Visuellement, c’est plein d’idées magnifiques et on retrouve le goût des cartes, des maquettes et des couleurs de Anderson. Comme si avoir les plans des choses permettrait de mieux expliquer un monde de sentiments impossibles à cerner. Les scènes autour du spectacle d’été qui annonce d’ailleurs la fin du film sont d’une inventivité à la Fellini. Si le film paraît plus léger dans la thématique (les adultes sont repoussés en périphérie), je le trouve du point de vue du scénario plus ambitieux que ses précédents films. Ou plutôt, je reverrai bien ses précédents films à l’aune de celui-là…
Et restez jusqu’au bout du générique, il y a une jolie idée à la fin.

Appel

Les livres que Suzie emmènent avec elles dans son escapade sont tous inventés. Elle en lit des extraits et montre les couvertures. Il me semble avoir croisé les couvertures de ces faux livres sur le Web – une idée que j’adore – mais impossible de les retrouver. Si quelqu’un est plus malin que moi…
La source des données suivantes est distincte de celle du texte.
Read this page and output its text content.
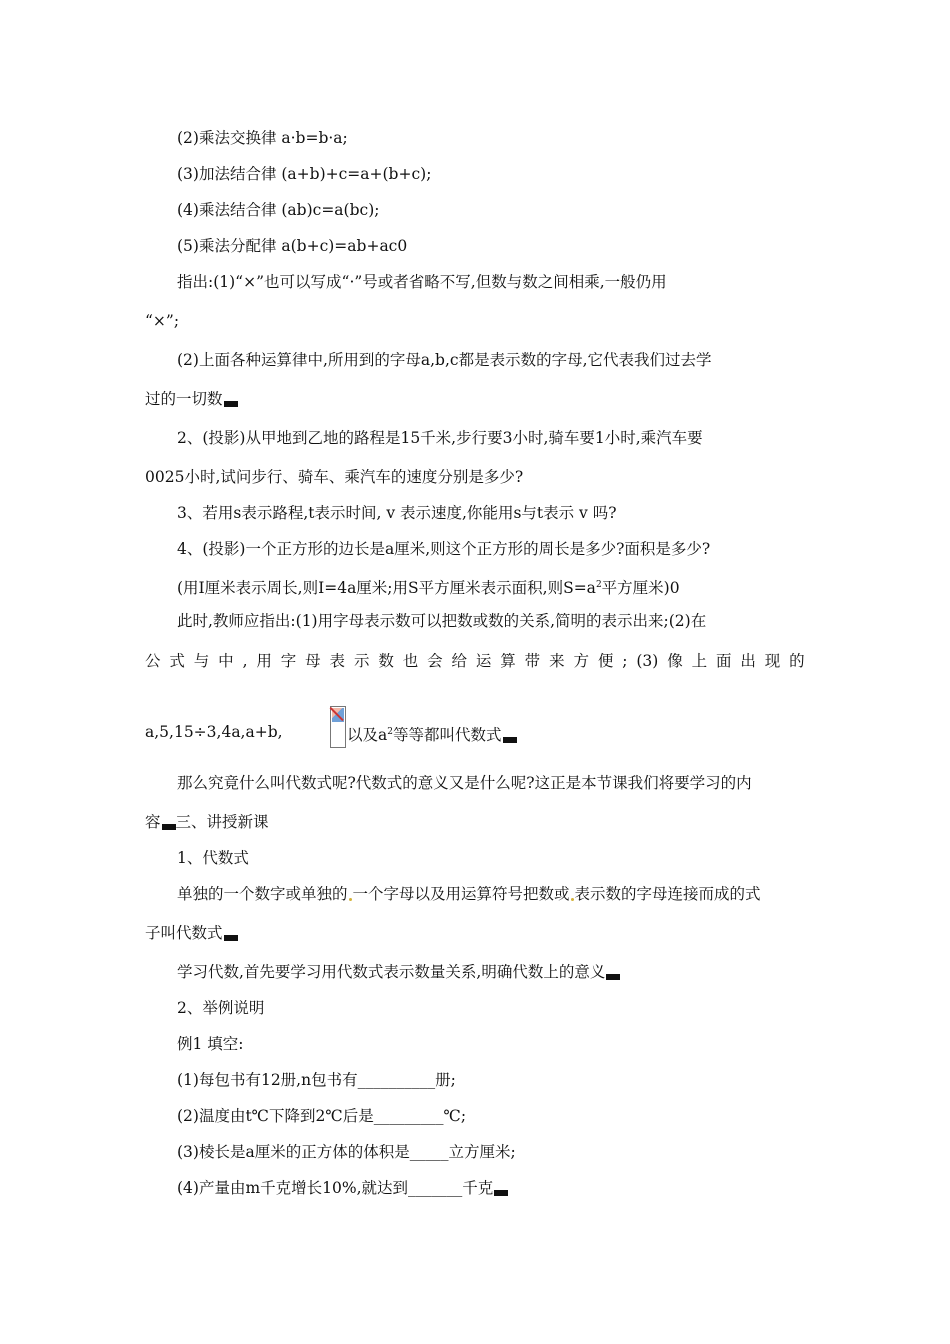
(2)乘法交换律 a·b=b·a;
(3)加法结合律 (a+b)+c=a+(b+c);
(4)乘法结合律 (ab)c=a(bc);
(5)乘法分配律 a(b+c)=ab+ac0
指出:(1)“×”也可以写成“·”号或者省略不写,但数与数之间相乘,一般仍用
“×”;
(2)上面各种运算律中,所用到的字母a,b,c都是表示数的字母,它代表我们过去学
过的一切数
2、(投影)从甲地到乙地的路程是15千米,步行要3小时,骑车要1小时,乘汽车要
0025小时,试问步行、骑车、乘汽车的速度分别是多少?
3、若用s表示路程,t表示时间, v 表示速度,你能用s与t表示 v 吗?
4、(投影)一个正方形的边长是a厘米,则这个正方形的周长是多少?面积是多少?
(用I厘米表示周长,则I=4a厘米;用S平方厘米表示面积,则$S=a^2$平方厘米)0
此时,教师应指出:(1)用字母表示数可以把数或数的关系,简明的表示出来;(2)在
公 式 与 中 , 用 字 母 表 示 数 也 会 给 运 算 带 来 方 便 ; (3) 像 上 面 出 现 的
a,5,15÷3,4a,a+b,	以及$a^2$等等都叫代数式
那么究竟什么叫代数式呢?代数式的意义又是什么呢?这正是本节课我们将要学习的内
容 三、讲授新课
1、代数式
单独的一个数字或单独的 一个字母以及用运算符号把数或 表示数的字母连接而成的式
子叫代数式
学习代数,首先要学习用代数式表示数量关系,明确代数上的意义
2、举例说明
例1 填空:
(1)每包书有12册,n包书有__________册;
(2)温度由t℃下降到2℃后是_________℃;
(3)棱长是a厘米的正方体的体积是_____立方厘米;
(4)产量由m千克增长10%,就达到_______千克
Ne regardez pas la bande annonce

Si vous avez planifié d’aller voir ce film, évitez la bande annonce qui gâche bien trop d’effets. Je l’avais malheureusement vue deux ou trois fois et je l’ai bien regretté.

Bonus

Jérôme nous donne dans les commentaires le lien vers un court métrage où on peut admirer des séquences d’animation relatives aux livres emportées par Suzie.